"How did it come to pass that an opposition's measure of a president's foreign policy was all or nothing, success or "failure"? The answer is that the political absolutism now normal in Washington arrived at the moment--Nov. 7, 2000--that our politics subordinated even a war against terror to seizing the office of the presidency." - Daniel Henninger - WSJ 11/18/05
"the slovenliness of our language makes it easier for us to have foolish thoughts." - George Orwell

Tuesday, February 20, 2007

Whose “Intelligence,” is more Intelligent? The MSM or Governments

I was alerted to the existence of this “piece” by an article written my James S. Robbins at National Review Online, entitled, “Al Qaeda is back?

The Robbins article questions the nearly unanimous opinion as fact, that the U.S. is losing or fighting a losing battle against the almost omnipotent al Qaeda. The article here, may appear to some as a piece preaching to the choir, but isn’t to anyone that may be interested in weighing the possibilities/points themselves.

That said I’m off in a slightly different direction; that being questioning the “balance,” of the decision(s) made by the msm writers and editorialists as to which “facts” are the appropriate ones for a given article.

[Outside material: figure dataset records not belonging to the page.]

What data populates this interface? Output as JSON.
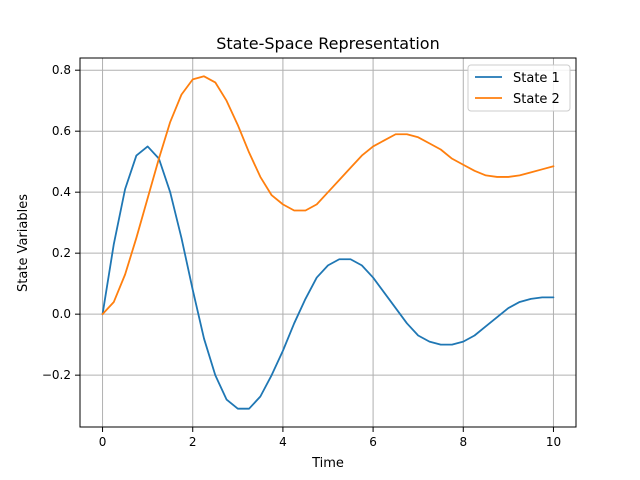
{
  "chart_data": {
    "type": "line",
    "title": "State-Space Representation",
    "xlabel": "Time",
    "ylabel": "State Variables",
    "xlim": [
      -0.5,
      10.5
    ],
    "ylim": [
      -0.37,
      0.84
    ],
    "xticks": [
      0,
      2,
      4,
      6,
      8,
      10
    ],
    "yticks": [
      -0.2,
      0.0,
      0.2,
      0.4,
      0.6,
      0.8
    ],
    "xtick_labels": [
      "0",
      "2",
      "4",
      "6",
      "8",
      "10"
    ],
    "ytick_labels": [
      "−0.2",
      "0.0",
      "0.2",
      "0.4",
      "0.6",
      "0.8"
    ],
    "grid": true,
    "legend_position": "top-right",
    "series": [
      {
        "name": "State 1",
        "color": "#1f77b4",
        "x": [
          0,
          0.25,
          0.5,
          0.75,
          1.0,
          1.25,
          1.5,
          1.75,
          2.0,
          2.25,
          2.5,
          2.75,
          3.0,
          3.25,
          3.5,
          3.75,
          4.0,
          4.25,
          4.5,
          4.75,
          5.0,
          5.25,
          5.5,
          5.75,
          6.0,
          6.25,
          6.5,
          6.75,
          7.0,
          7.25,
          7.5,
          7.75,
          8.0,
          8.25,
          8.5,
          8.75,
          9.0,
          9.25,
          9.5,
          9.75,
          10.0
        ],
        "y": [
          0.0,
          0.23,
          0.41,
          0.52,
          0.55,
          0.51,
          0.4,
          0.25,
          0.08,
          -0.08,
          -0.2,
          -0.28,
          -0.31,
          -0.31,
          -0.27,
          -0.2,
          -0.12,
          -0.03,
          0.05,
          0.12,
          0.16,
          0.18,
          0.18,
          0.16,
          0.12,
          0.07,
          0.02,
          -0.03,
          -0.07,
          -0.09,
          -0.1,
          -0.1,
          -0.09,
          -0.07,
          -0.04,
          -0.01,
          0.02,
          0.04,
          0.05,
          0.055,
          0.055
        ]
      },
      {
        "name": "State 2",
        "color": "#ff7f0e",
        "x": [
          0,
          0.25,
          0.5,
          0.75,
          1.0,
          1.25,
          1.5,
          1.75,
          2.0,
          2.25,
          2.5,
          2.75,
          3.0,
          3.25,
          3.5,
          3.75,
          4.0,
          4.25,
          4.5,
          4.75,
          5.0,
          5.25,
          5.5,
          5.75,
          6.0,
          6.25,
          6.5,
          6.75,
          7.0,
          7.25,
          7.5,
          7.75,
          8.0,
          8.25,
          8.5,
          8.75,
          9.0,
          9.25,
          9.5,
          9.75,
          10.0
        ],
        "y": [
          0.0,
          0.04,
          0.13,
          0.25,
          0.38,
          0.51,
          0.63,
          0.72,
          0.77,
          0.78,
          0.76,
          0.7,
          0.62,
          0.53,
          0.45,
          0.39,
          0.36,
          0.34,
          0.34,
          0.36,
          0.4,
          0.44,
          0.48,
          0.52,
          0.55,
          0.57,
          0.59,
          0.59,
          0.58,
          0.56,
          0.54,
          0.51,
          0.49,
          0.47,
          0.455,
          0.45,
          0.45,
          0.455,
          0.465,
          0.475,
          0.485
        ]
      }
    ]
  }
}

Last week I posted regarding an editorial or two, the writers of which appeared to use their own paper as the source for the “facts.” This I believe is part of the msms problem; that being the bubble they inhabit forces them to use their own material, which in turn strengthens the belief that they know these tidbits as fact because they read it in the paper.

On Valentines Day of all times, the NY Times railed on the Bush Administration regarding the tentative agreement with North Korea asking (italics mine):

“The obvious question to ask is: What took so long? And even more important: Will President Bush learn from this belated success? Will he finally allow his diplomats to try negotiation and even compromise with other bad and undeniably dangerous governments?”

I in turn asked:

"What took so long? What is taking the Times so long? The Times and those opposed to “anything Bush,” insisted upon a “multi-lateral (while ignoring anything “multi” about it),” response to Saddam’s Iraq, while insisting upon a “uni-lateral (is there a pattern of opposites here?),” approach to North Koreas snubbing of the infamous 1994 “Agreed Framework.”

The day previous found the editorial board up in arms over the “nameless briefers,” involved in the “supersecret briefing in Baghdad by a group of American military officials whose names could not be revealed.” Yet another instance of lessons not learned; “how little this administration has learned from its failures is a constant source of amazement. It seems the bigger the failure, the less it learns.”

I wondered which scenario the paper felt would suffice in satisfying its unquenchable need for meat from either the left or right buttock of the president, since the editorial took both sides, which leaves nothing to counter with. Here, they expect conclusiveness:

“And perhaps in time, the administration will be able to prove conclusively that the weapons came from arms factories in Iran.”

Yet, a little further down:

“We have no doubt about Iran’s malign intent. Iran is defying the Security Council’s order to halt its nuclear activities, and it is certainly meddling inside Iraq.”

Ultimately, I guess neither scenario will satisfy the paper.

The Washington Post had an article that does not allow for any possibility of anything, save for what it sees as obvious, which can be found in my post “The Demuring Pace on Iran and the Possibility Denying Media.” The Post also uses various language and “facts” to “color our news.”

Today, thanks to Mr. Robbins (I had no time for perusing today, except for Robbins and the article in question), I get to note the hypocritical “balance,” of the NY Times again, and only one paragraph is needed as example:

“The intelligence and counterterrorism officials would discuss the classified intelligence only on the condition of anonymity. They would not provide some of the evidence that led them to their assessments, saying that revealing the information would disclose too much about the sources and methods of intelligence collection.”

An awful wordy and redundant post on my part if only to illustrate the obvious (though not to them or are they just dishonest); the msm is not a font of balanced honesty or its most trusted source for information, facts and history is itself. Oh yeah, and the impression one gets that "anonymity" is only acceptable to the "trusted" elite media.